The inspector general’s investigation into the Office of Professional Standards resulted in less compliance by the sheriff’s office with the settlement. The department’s compliance rate, a measure of its progress, declined in three out of four court orders. The biggest decline was in orders primarily focused on internal oversight and discipline, where implementation rates fell from 95% to 70%. Compliance with orders to close the backlog of pending investigations fell from 88% to 68%.
As the sheriff’s office disputes the charges, it maintains it continues to fully comply with requirements related to surveillance interrogations, calling the change in compliance “punitive and strict supervision.”
According to the county, implementing the reforms cost taxpayers $350 million. On June 22, the county Board of Supervisors approved an additional $36 million in compliance costs for the next fiscal year. However, the court questioned these costs. Last October, the watchdog group released an audit that found the sheriff’s office had miscounted or inflated about 72% of settlement-related costs.
As part of the settlement, the American Civil Liberties Union, which represents all Latino drivers in Maricopa County, called for holding the sheriff’s office leadership accountable for alleged violations of court orders, saying the watchdog’s latest investigation proves that police themselves cannot be trusted without court oversight.

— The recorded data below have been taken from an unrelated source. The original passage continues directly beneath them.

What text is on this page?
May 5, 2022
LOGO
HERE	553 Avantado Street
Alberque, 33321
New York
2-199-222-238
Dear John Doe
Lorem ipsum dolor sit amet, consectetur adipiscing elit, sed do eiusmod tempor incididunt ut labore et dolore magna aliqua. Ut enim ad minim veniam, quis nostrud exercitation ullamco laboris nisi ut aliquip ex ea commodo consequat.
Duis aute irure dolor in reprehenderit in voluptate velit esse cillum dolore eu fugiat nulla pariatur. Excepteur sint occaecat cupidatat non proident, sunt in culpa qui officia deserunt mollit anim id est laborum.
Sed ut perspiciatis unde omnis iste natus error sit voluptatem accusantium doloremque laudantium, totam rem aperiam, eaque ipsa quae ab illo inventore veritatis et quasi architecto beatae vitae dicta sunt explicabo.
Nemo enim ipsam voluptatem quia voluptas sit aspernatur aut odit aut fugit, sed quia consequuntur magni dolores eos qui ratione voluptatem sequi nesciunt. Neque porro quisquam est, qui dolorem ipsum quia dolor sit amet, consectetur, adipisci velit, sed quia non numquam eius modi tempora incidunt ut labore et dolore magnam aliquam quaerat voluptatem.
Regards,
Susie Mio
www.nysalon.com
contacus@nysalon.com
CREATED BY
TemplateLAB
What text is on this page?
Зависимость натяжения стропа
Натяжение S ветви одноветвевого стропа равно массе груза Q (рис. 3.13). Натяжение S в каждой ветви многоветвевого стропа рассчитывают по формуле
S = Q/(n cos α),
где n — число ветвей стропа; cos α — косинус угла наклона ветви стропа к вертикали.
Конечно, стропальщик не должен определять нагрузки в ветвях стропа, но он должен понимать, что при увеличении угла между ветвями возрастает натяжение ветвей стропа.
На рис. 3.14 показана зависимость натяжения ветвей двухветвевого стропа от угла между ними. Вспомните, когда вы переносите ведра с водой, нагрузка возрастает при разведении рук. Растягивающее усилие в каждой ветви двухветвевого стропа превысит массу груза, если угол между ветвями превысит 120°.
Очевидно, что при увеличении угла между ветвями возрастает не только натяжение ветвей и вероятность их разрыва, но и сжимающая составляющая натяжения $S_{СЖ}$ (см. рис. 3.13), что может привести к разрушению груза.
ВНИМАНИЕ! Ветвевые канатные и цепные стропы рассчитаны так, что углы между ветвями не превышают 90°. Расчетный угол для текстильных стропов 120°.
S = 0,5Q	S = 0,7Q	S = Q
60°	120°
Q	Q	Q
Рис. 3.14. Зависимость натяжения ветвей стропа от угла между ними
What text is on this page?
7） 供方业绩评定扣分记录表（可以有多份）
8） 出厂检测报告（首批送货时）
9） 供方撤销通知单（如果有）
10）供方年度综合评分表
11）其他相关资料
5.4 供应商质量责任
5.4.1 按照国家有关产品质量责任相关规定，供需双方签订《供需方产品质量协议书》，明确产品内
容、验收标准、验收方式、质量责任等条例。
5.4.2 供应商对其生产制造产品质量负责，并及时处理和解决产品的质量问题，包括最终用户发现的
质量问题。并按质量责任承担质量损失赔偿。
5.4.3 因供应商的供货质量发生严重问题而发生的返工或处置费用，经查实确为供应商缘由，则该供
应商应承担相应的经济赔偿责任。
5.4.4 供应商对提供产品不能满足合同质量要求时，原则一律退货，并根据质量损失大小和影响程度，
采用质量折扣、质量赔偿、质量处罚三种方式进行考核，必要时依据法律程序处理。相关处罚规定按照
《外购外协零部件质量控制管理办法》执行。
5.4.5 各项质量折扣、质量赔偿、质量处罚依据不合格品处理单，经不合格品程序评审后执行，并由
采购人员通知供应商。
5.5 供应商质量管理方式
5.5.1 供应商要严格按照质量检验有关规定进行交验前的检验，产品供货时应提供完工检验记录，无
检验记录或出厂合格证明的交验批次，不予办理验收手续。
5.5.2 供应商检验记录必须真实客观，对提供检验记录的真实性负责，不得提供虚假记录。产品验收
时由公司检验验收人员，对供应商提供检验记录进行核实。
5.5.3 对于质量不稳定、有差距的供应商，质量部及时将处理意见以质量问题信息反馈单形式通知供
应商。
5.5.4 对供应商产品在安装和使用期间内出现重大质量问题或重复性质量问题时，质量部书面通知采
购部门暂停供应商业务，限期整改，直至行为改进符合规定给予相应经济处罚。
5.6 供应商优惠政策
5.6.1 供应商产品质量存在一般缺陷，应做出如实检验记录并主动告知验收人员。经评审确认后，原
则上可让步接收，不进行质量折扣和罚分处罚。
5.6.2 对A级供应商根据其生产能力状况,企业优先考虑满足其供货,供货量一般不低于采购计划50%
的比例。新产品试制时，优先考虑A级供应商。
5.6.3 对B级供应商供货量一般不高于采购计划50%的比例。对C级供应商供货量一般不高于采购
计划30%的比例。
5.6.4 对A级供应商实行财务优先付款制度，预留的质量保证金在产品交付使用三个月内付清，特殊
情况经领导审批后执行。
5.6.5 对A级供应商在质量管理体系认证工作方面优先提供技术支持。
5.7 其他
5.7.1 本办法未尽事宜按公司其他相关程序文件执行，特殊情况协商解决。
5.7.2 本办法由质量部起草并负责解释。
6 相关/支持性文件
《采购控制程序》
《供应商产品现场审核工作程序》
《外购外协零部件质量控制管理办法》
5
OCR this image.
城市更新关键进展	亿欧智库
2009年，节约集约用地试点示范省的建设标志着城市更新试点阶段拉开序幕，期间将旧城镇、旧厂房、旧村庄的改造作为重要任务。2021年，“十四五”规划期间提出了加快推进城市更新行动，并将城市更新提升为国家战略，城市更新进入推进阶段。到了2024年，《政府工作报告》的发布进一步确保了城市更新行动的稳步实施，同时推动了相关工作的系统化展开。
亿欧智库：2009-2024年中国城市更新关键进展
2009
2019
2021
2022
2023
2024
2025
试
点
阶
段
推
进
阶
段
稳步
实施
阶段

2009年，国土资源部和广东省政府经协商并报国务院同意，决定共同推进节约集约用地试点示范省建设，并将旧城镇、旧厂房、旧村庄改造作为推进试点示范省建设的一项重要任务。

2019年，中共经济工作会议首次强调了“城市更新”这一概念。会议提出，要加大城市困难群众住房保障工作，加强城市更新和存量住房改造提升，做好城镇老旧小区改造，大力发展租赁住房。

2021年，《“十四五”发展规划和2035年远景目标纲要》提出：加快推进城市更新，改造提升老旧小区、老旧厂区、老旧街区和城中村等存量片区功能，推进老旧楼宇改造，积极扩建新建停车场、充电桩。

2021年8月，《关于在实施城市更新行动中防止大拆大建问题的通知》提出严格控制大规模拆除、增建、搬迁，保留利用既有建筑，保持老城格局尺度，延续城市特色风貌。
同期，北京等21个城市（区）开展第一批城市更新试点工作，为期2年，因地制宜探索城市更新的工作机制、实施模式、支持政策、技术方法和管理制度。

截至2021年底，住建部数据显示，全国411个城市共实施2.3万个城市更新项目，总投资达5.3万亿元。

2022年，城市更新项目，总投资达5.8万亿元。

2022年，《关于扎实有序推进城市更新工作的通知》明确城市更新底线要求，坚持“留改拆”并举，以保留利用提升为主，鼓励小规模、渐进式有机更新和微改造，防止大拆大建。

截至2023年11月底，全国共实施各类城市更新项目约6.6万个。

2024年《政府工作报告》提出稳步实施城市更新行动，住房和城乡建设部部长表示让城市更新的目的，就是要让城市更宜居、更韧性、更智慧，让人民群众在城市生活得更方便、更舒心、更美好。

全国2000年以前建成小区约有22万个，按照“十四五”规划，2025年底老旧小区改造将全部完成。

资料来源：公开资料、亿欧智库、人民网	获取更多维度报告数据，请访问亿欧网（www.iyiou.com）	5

“For public law enforcement agencies like MCSO to maintain their legitimacy with the communities they serve, they cannot operate with impunity,” the ACLU said in its response to the Observer’s survey.
Snow is scheduled to hear oral arguments Friday on the motion filed by the Maricopa County attorney. They argue that the court’s oversight of the sheriff’s office should be completely and immediately ended, that court reform is now beyond the scope of original litigation, and that the sheriff’s office is no longer racially discriminatory.